Quando negli anni ’80 gli Stati
Uniti stavano appoggiando i jihadisti in Afghanistan, il loro alleato più forte
era il Pakistan, e in particolare le unità dei servizi segreti militari, l’ISI.
Durante gli anni ’90 l’ISI ha aiutato i Talebani a prendere il potere in Afghanistan.
Quindi l’ISI è stato piuttosto scontento quando gli Stati Uniti hanno
rovesciato i Talebani e non hanno cooperato molto riguardo all’Afghanistan, un
cosa di cui l’attuale presidente afgano, Hamid Karzai, a tutt’oggi si lamenta.
Sembra abbastanza chiaro che,
quando Osama bin Laden ha lanciato l’attacco contro gli Stati Uniti l’11
settembre 2001, uno dei suoi maggiori obiettivi, se non il principale, era
abbattere i regimi in Pakistan e in Arabia Saudita. Perché e in che modo? Bin
Laden considerava i regimi dei due paesi troppo accomodanti con gli Stati Uniti
dietro il loro ambiguo linguaggio sull’islamismo. Si aspettava che gli Stati
Uniti premessero sul regime di Musharraf affinché attaccasse totalmente i suoi
islamisti locali. La teoria di Bin Laden era che, se lo avesse fatto, il regime
di Musharraf sarebbe caduto.
Musharraf ha resistito a questa
pressione (come ha fatto l’Arabia Saudita), essendo d’accordo con bin Laden sul
fatto che fosse politicamente suicida fare quello che gli Stati Uniti volevano.

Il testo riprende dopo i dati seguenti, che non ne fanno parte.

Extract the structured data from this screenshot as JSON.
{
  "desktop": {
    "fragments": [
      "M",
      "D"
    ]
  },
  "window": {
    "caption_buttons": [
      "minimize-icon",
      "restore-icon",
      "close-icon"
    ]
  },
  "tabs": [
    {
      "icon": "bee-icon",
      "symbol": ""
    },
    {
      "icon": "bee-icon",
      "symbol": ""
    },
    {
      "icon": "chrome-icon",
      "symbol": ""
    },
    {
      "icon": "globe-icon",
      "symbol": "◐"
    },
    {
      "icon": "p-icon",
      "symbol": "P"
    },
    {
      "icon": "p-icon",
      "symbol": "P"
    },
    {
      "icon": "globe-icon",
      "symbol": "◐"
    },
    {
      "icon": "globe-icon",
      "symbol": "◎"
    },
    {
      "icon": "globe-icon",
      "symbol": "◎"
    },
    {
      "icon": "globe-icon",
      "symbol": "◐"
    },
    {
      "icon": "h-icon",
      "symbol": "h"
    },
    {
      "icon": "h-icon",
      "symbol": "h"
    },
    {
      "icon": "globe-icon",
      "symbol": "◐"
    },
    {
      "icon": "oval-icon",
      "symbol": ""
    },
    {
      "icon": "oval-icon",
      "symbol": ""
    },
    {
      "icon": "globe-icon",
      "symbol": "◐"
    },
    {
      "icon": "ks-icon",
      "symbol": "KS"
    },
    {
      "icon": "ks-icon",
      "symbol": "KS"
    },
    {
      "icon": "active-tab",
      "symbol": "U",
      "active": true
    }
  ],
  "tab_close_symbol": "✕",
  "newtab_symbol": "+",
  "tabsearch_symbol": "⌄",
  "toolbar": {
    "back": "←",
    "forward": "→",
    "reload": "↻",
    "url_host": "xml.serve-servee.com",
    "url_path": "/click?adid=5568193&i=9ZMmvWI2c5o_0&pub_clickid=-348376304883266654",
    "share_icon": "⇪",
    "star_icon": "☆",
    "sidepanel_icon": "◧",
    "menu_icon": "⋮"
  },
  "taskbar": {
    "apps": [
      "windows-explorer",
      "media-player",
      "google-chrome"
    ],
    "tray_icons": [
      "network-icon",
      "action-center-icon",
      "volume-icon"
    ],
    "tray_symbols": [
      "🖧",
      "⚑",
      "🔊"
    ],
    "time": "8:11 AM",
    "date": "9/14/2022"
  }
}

D’altra parte ha dovuto accontentare relativamente gli USA per non perdere il
loro cruciale appoggio economico e militare. Così ogni tanto getta un osso agli
Stati Uniti, come nel recente assalto alla Moschea rossa, una roccaforte
islamista. Ma sta attento a non andare oltre.
E questa contraddizione è quel ci
porta alla situazione di oggi. I jihadisti sono ben installati nelle cosiddette
aree di frontiera del nord-ovest (che sono sempre state de facto autonome) e
Musharraf non osa agire realmente contro di loro. I jihadisti denunciano
Musharraf per essere troppo filoamericano. D’altra parte gli Stati Uniti lo
considerano di gran lunga troppo accomodante con i jihadisti. Gli USA
continuano a borbottare di azione diretta. Ma in realtà non possono mettersi
del tutto contro Musharraf, per paura che gli succeda un regime ancora
peggiore. Intanto le classi secolari urbane stanno premendo su un Musharraf
indebolito perché abbandoni e ceda il passo a un regime realmente civile.
La base fondamentale di Musharraf,
anzi la sua unica base, resta l’esercito. Ma finché le guerre in Afghanistan e
Iraq continueranno, la forza politica islamista continuerà a crescere. E il
Pakistan ha molte armi nucleari. Se gli islamisti arrivassero a un potere senza
freni questo porrebbe una minaccia geopolitica reale per gli Stati Uniti, a
differenza di quella inventata di Saddam Hussein.